Felipe Ávila, Director of INERHM
In this case, the message “does not diminish any government nor take away its dignity; on the contrary, it enhances it. It is commendable that it is done,” added the academic. “Other governments, institutions, and figures at different times—the Vatican did it—asked for forgiveness for the genocide, destruction, violence, and deaths caused by previous generations.”
The sociologist also highlighted that there is currently greater social awareness and knowledge of history; therefore, the “indigenous communities of America, Africa, and Asia that were colonized by the main European powers from the end of the 15th century have been able to make their voices heard more loudly.”
He noted that since the fifth centenary of the encounter between America and Spain in 1992, large protest movements, mainly in countries with large indigenous or Afro-descendant populations, made it known that the Conquest and colonization “had been a historical tragedy for all those peoples.”
These processes meant for them “extermination, mass murder, dispossession of their lands, deportation, the establishment of concentration camps, the destruction of their cultures and colonial exploitation that subjected them to a regime of forced labor that caused many deaths.”
Ávila summarized: “The Spanish and Portuguese Conquest of America was the greatest demographic catastrophe in the history of humanity.

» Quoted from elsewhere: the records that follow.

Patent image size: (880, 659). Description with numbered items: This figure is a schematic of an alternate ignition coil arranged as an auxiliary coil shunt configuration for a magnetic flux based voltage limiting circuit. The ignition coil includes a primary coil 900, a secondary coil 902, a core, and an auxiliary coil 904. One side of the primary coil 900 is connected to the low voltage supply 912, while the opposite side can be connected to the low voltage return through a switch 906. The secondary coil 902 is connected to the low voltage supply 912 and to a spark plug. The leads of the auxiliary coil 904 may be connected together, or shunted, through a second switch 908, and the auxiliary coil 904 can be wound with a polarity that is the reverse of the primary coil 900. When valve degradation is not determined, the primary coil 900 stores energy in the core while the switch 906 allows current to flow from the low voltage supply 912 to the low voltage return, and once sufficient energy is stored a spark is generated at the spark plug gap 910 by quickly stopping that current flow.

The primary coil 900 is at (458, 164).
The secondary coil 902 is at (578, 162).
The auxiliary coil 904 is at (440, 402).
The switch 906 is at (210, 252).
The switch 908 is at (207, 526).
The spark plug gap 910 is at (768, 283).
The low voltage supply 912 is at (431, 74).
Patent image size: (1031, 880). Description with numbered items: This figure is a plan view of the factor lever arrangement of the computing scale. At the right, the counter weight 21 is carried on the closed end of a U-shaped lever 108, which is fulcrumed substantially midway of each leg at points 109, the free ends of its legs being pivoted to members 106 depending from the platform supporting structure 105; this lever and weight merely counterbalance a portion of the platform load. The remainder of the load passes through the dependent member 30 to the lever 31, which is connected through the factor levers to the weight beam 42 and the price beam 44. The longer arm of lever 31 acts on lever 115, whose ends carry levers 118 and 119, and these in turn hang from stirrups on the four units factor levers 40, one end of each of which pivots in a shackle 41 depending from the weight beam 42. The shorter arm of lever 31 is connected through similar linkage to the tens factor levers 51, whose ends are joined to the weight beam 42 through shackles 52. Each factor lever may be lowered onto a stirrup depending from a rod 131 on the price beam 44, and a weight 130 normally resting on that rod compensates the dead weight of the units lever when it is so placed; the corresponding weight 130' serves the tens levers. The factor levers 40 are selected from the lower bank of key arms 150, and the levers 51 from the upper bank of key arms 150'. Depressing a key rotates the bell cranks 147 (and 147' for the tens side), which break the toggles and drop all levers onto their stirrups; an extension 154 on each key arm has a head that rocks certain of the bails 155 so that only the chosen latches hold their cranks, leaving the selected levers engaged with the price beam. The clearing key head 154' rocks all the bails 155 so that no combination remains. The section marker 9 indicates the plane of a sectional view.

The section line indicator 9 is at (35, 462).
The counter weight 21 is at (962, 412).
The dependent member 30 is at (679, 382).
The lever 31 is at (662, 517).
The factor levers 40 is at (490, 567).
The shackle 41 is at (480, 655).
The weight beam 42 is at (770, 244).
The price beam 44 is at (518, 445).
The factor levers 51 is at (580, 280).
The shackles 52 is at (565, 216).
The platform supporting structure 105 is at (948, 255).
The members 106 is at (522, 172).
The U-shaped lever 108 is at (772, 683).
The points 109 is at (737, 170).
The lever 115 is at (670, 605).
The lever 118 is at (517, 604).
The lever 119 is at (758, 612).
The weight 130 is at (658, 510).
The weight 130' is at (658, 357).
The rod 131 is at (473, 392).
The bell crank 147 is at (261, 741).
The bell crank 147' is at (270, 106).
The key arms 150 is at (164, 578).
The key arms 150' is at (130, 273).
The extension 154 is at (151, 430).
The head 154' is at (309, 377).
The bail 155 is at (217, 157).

As a direct result of that Conquest and colonization, 90 percent of the original American population died, and there were regions like the Caribbean islands where not a single Indigenous person survived.”
He pointed out that “for Indigenous peoples, these acts of forgiveness are accompanied by demands for justice.
“The government of President Andrés Manuel López Obrador began with acts of justice for the Yaqui, Maya, and other Indigenous communities, in which the recognition of the long-standing injustices committed against them was accompanied by government programs and provisions for economic, agricultural, educational, and infrastructure development.”
Ávila concluded that it is a “reaffirmation of the legitimacy of the resistance that, after so much time, had not subdued the indigenous and Afro-descendant peoples, who are one of the greatest riches of today’s pluricultural, multireligious, and multiethnic Mexico. It is a recognition of the legacy and the contribution they have made and continue to make in building this diverse country.”